De gemeente is van mening dat er van een aanzienlijke wijziging van het bestemmingsplan geen sprake
is. Ook wordt de stedenbouwkundige hoofdopzet van de wijk niet verlaten. De wijziging van het thans nog
vigerende bestemmingsplan "Woongebied Ulvenhout" heeft eigenlijk uitsluitend betrekking op de bouw
voorschriften, die gelet op de huidige inzichten en maatschappelijke ontwikkelingen als te beperkend
worden gezien. Van een ondeugdelijk motivering, strijd met art. 10 WRO en de algemene beginselen van
behoorlijk bestuur is geen sprake. Desondanks is in de toelichting in paragraaf 1.1 en 1.2 een passage
opgenomen waarin expliciet is aangegeven dat de wijziging van het bestemmingsplan betrekking heeft op
de bouwvoorschriften.
Ad 11.
Deze zienwijze is juist. Het bestemmingsplan is hierop aangepast.
Ad 12.
De maximale bouwdiepte van 15 meter heeft uitsluitend betrekking op het hoofdgebouw.
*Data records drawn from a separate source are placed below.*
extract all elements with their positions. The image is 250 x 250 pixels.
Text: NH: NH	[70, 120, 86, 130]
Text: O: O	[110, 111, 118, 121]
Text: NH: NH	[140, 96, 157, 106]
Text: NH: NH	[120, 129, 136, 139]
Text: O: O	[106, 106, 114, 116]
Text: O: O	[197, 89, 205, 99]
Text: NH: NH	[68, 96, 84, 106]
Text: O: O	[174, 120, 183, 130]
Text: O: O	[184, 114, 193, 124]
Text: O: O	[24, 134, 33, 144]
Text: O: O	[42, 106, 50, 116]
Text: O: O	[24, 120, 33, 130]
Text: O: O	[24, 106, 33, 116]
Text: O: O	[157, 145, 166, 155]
Deze bepaling
is overgenomen uit het vigerende bestemmingsplan "Woongebied Ulvenhout", waarin staat: "de
bestaande bouwdiepte van de hoofdgebouwen mag met 3 meter worden uitgebreid tot een maximale
diepte van 12 meter met uitzondering van vrijstaande woningen die mogen worden uitgebreid met
5 meter tot maximaal 15 meter". Daar het hier echter een postzegelplan betreft voor één vrijstaande
woning en het huidige hoofdgebouw een bouwdiepte heeft van 9 meter wordt de maximale bouwdiepte
9 5 14 meter. Dit wil zeggen dat het maximum van 15 meter uit het vigerende bestemmingsplan in
deze specifieke situatie niet kan worden gehaald. In het (ontwerp)bestemmingsplan Lijsterhof is nu dan
ook het maximum van 14 meter opgenomen in voorschrift 4.3.2 onder b.